What Is Squirting? Facts About Female Ejaculation

Squirting is the expulsion of fluid from the urethra during sexual arousal or orgasm. It’s a normal physiological response that occurs in some women, and research suggests fewer than half of women experience it. Despite its prevalence in popular culture, the science behind squirting has only recently become clearer, and it turns out the phenomenon is more nuanced than most people realize.

Squirting and Female Ejaculation Are Different Things

One of the biggest sources of confusion is that “squirting” and “female ejaculation” are often used interchangeably, but they are actually two distinct events with different origins and different fluids. Until about 2011, researchers lumped all orgasmic fluid expulsions together under one label. Current science draws a clear line between them.

Squirting is a relatively large release of dilute, transparent fluid, typically 10 milliliters or more, that comes from the bladder and exits through the urethra. Female ejaculation, by contrast, produces just a few milliliters of thick, milky fluid from a pair of small glands near the urethral opening. It’s possible to experience one, the other, both at the same time, or neither.

What the Fluid Actually Contains

A well-known 2015 study had participants provide urine samples before arousal, collected the squirting fluid itself, and then took another urine sample afterward. The squirting fluid contained urea, creatinine, and uric acid at concentrations comparable to urine. So chemically, it’s very similar to dilute urine, which makes sense given that ultrasound imaging confirms the bladder fills rapidly during arousal and empties during squirting.

There’s one important addition, though.

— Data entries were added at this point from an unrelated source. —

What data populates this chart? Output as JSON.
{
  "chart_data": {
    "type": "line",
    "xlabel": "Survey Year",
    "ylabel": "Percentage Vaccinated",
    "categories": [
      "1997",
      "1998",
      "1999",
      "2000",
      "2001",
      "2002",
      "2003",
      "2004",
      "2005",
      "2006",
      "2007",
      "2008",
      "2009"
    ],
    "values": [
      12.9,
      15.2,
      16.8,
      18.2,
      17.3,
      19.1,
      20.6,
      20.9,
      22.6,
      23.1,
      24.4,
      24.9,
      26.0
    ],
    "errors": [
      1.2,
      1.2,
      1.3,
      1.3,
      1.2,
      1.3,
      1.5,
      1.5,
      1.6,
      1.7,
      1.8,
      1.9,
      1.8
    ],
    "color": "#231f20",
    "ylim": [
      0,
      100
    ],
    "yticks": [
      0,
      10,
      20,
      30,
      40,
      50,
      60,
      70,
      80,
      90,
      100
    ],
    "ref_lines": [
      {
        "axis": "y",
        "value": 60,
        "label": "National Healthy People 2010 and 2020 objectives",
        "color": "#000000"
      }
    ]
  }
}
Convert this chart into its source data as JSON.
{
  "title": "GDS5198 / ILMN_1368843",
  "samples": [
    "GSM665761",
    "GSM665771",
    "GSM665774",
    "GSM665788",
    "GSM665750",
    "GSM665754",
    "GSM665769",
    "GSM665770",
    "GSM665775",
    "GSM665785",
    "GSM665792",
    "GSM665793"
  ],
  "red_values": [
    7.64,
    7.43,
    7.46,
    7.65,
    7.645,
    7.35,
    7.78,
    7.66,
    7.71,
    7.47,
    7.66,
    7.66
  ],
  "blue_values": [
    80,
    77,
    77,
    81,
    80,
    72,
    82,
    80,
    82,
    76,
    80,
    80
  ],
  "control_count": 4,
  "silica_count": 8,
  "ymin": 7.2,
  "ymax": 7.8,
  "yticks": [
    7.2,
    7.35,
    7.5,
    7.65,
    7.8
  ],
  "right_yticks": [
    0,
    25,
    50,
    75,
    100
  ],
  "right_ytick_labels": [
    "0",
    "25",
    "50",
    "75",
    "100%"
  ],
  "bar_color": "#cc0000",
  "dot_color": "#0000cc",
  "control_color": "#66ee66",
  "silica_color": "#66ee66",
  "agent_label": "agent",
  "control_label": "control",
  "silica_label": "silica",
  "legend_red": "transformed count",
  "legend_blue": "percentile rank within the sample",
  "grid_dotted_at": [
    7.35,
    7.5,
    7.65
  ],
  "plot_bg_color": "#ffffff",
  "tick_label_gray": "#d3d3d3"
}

In five of the seven participants, the squirting fluid also contained prostate-specific antigen (PSA), a protein produced by the small glands near the urethra. PSA was absent from the urine sample taken before arousal. This suggests that squirting fluid is primarily from the bladder but picks up secretions from these glands on the way out. It’s not simply urinating during sex, even though the chemical overlap is significant.

Where the Fluid Comes From

Two structures are involved. The bladder is the primary source of the larger volume of fluid released during squirting. Ultrasound studies confirm this: researchers have watched the bladder fill during arousal and then empty at the moment of squirting, even in women who had urinated immediately beforehand. The bladder can fill surprisingly fast under sexual stimulation.

The second structure is the Skene’s glands, sometimes called the female prostate. These are two tiny glands located on either side of the urethral opening. They produce a small amount of mucus-like fluid during arousal and orgasm that contains proteins similar to those found in male semen, including PSA. This secretion is what researchers now specifically call “female ejaculation” to distinguish it from squirting. The Skene’s glands vary considerably in size from person to person, which may partly explain why some women ejaculate and others don’t.

What Triggers It

Squirting is most commonly associated with stimulation of the front wall of the vagina, in the area popularly known as the G-spot. This region sits just beneath the tissue surrounding the urethra and the Skene’s glands. Pressure on this area during penetration or manual stimulation can create the sensation of intense arousal that some women associate with squirting. Clitoral stimulation, or a combination of both, can also lead to it.

There’s no single reliable technique that works for everyone. The G-spot itself is not a discrete anatomical button but a sensitive zone whose exact boundaries and responsiveness differ from person to person. Some women squirt easily and regularly, others only under specific circumstances, and many never do. None of these outcomes indicates a problem.

Why Some Women Feel Embarrassed

Because the fluid exits the urethra and shares chemical properties with urine, many women worry that they’re simply losing bladder control. This concern leads some to suppress arousal or avoid certain types of stimulation. The anxiety is understandable but largely misplaced. Squirting involves a different physiological process than stress urinary incontinence, even though both involve the bladder. The rapid bladder filling that occurs during arousal, the presence of PSA in the fluid, and the consistent association with orgasm all point to a sexual response rather than a loss of control.

Coital incontinence, which is involuntary urine leakage during sex, does exist as a separate condition. It tends to happen during penetration rather than at orgasm and is associated with pelvic floor weakness. If you’re unsure which you’re experiencing, the timing and context are the most useful clues: fluid released specifically at or near orgasm, particularly with G-spot stimulation, is far more likely to be squirting.

How Common It Is

Survey data suggests that fewer than 50% of women have experienced ejaculation or squirting during sexual stimulation. That number is approximate because self-reporting is tricky. Some women may squirt in small amounts without noticing, while others may experience it but not identify it as squirting. The wide variation in Skene’s gland size and anatomy also means that some women are simply more anatomically predisposed to producing noticeable fluid.

Whether or not you experience squirting has no bearing on sexual health, arousal levels, or the quality of orgasm. It’s one of many possible responses the body can have during sex, not a benchmark of sexual function.